Date and Time:
Momentum Acceleration Under Random Gradient Noise: From Convex to Non-Convex Optimization
For many large-scale optimization and machine learning problems, first-order methods and their accelerated variants based on momentum have been a leading approach for computing low-to-medium accuracy solutions because of their cheap iterations and mild dependence on the problem dimension and data size. Even though momentum-based accelerated gradient (AG) methods proposed by Nesterov for convex optimization converges provably faster than gradient descent (GD) in the absence of noise, the comparison is no longer clear in the presence of gradient noise. In the first part of the talk, we focus on GD and AG methods for minimizing strongly convex functions when the gradient has random errors in the form of additive i.i.d. noise. We study the trade-offs between convergence rate and robustness to gradient errors in designing a first-order algorithm. Our results show that AG can achieve acceleration while being more robust to random gradient errors. Our framework also leads to practical algorithms that can perform better than other state-of-the-art methods in the presence of random gradient noise. In the second part of the talk, we focus on non-convex optimization and study the stochastic gradient Hamiltonian Monte Carlo (SGHMC) algorithm, which is a popular variant of the stochastic gradient with momentum where a controlled and properly scaled Gaussian noise is added to the unbiased gradient estimates to steer them towards a global minimum. We obtain first-time non-asymptotic global convergence guarantees for SGHMC for both empirical risk and population risk optimization problems. Our results demonstrate that momentum-based Monte Carlo algorithms can lead to better iteration complexity as well as generalization performance compared to known guarantees for the (reversible) standard stochastic gradient Langevin Monte Carlo methods, justifying the use of momentum in the context of non-convex optimization and deep learning further.

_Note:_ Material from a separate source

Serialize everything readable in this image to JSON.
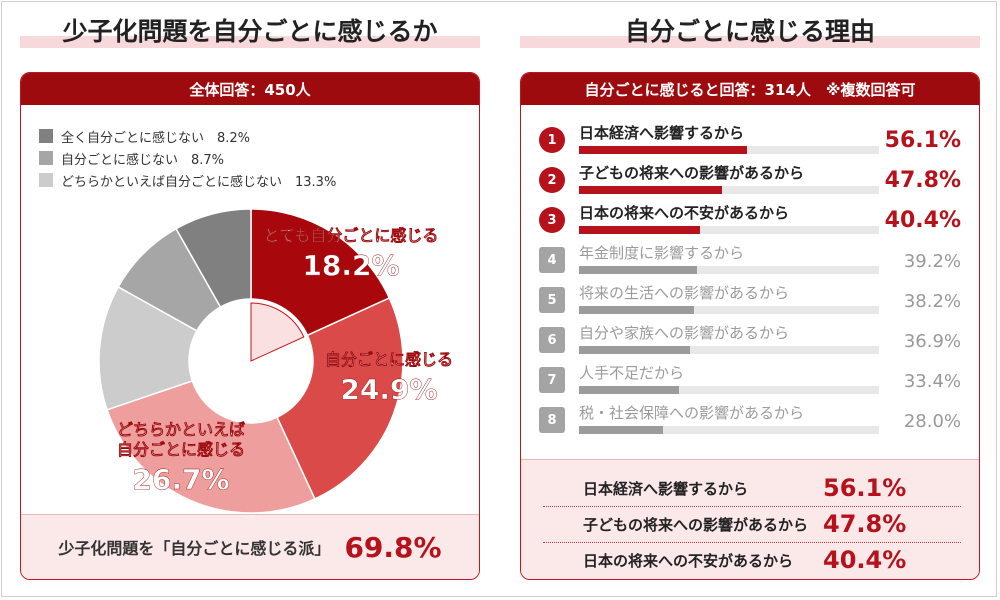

Mert Gürbüzbalaban is an assistant professor at Rutgers University. Previously, he was a postdoctoral associate at the Laboratory for Information and Decision Systems (LIDS) at MIT. He is broadly interested in optimization and computational science driven by applications in large-scale information and decision systems. He received his B.Sc. degrees in Electrical Engineering and Mathematics as a valedictorian from Boğaziçi University, Istanbul, Turkey, the “Diplôme d’ingénieur” degree from École Polytechnique, France, and the M.S. and Ph.D. degrees in (Applied) Mathematics from the Courant Institute of Mathematical Sciences, New York University. Dr. Gürbüzbalaban received the Kurt Friedrichs Prize (given by the Courant Institute of New York University for an outstanding thesis) in 2013, Bronze Medal in the École Polytechnique Scientific Project Competition in 2006, the Nadir Orhan Bengisu Award (given by the electrical-electronics engineering department of Boğaziçi University to the best graduating undergraduate student) in 2005 and the Bülent Kerim Altay Award from the Electrical-Electronics Engineering Department of Middle East Technical University in 2001. He received funding from a variety of sources including multiple programs at the U.S. National Science Foundation.